Question

Calculate the molar mass of nitrogen gas if 0.250 g of the gas occupies 46.65 ml at stp

Answer 1

pre-1982 definition STP: 120 g/mol post-1982 definition STP: 122 g/mol The answer to this question depends upon which definition of STP you're using. The definition changed in 1982 from 273.15 K at 1 atmosphere to 273.15 K at 10000 pascals. As a result the molar volume of a gas at STP changed from 22.4 L/mol to 22.7 L/mol. So let's calculate the answer using both definitions and see if your text book is 35 years obsolete. First, determine the number of moles of gas you have. Do this by dividing the volume you have by the molar volume. So pre-1982: 0.04665 / 22.4 = 0.002082589 mol post-1982: 0.04665 / 22.7 = 0.002055066 mol Now divide the mass you have by the number of moles. pre-1982: 0.250 g / 0.002082589 mol = 120.0428725 g/mol post-1982: 0.250 g / 0.002055066 mol = 121.6505895 g/mol Finally, round to 3 significant figures: pre-1982: 120 g/mol post-1982: 122 g/mol These figures are insanely large for nitrogen gas. So let's see if our input data is reasonable. Looking up the density of nitrogen gas at STP, I get a value of 1.251 grams per liter.
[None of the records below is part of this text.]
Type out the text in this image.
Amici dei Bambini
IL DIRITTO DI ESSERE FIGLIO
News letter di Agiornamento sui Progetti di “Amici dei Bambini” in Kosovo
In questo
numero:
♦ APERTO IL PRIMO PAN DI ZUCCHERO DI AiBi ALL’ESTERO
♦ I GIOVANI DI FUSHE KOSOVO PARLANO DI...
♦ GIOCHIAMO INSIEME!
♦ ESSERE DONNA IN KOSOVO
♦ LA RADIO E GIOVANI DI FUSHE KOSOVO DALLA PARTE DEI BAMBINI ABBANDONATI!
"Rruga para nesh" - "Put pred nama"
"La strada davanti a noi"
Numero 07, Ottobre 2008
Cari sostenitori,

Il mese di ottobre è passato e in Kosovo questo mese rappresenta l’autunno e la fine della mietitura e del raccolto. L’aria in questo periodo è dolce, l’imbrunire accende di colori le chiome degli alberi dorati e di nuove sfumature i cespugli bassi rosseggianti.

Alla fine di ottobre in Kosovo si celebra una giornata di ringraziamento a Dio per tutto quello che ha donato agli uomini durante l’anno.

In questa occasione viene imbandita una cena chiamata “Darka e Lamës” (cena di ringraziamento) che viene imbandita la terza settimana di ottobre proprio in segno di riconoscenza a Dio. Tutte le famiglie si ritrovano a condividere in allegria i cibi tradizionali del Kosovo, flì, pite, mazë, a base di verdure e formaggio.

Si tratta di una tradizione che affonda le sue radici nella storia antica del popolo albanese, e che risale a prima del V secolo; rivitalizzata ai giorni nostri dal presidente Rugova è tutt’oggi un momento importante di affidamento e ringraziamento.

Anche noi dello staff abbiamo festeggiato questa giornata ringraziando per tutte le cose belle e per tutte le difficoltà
The value of 0.250 grams in the problem would then imply a volume of about one fifth of a liter, or about 200 mL. That is over 4 times the volume given of 46.65 mL. So the verbiage in the question mentioning "nitrogen gas" is inaccurate at best. I see several possibilities. 1. The word "nitrogen" was pulled out of thin air and should be replaced with "an unknown" 2. The measurements given are incorrect and should be corrected. In any case, if #1 above is the correct reason, then you need to pick the answer based upon which definition of STP your textbook is using.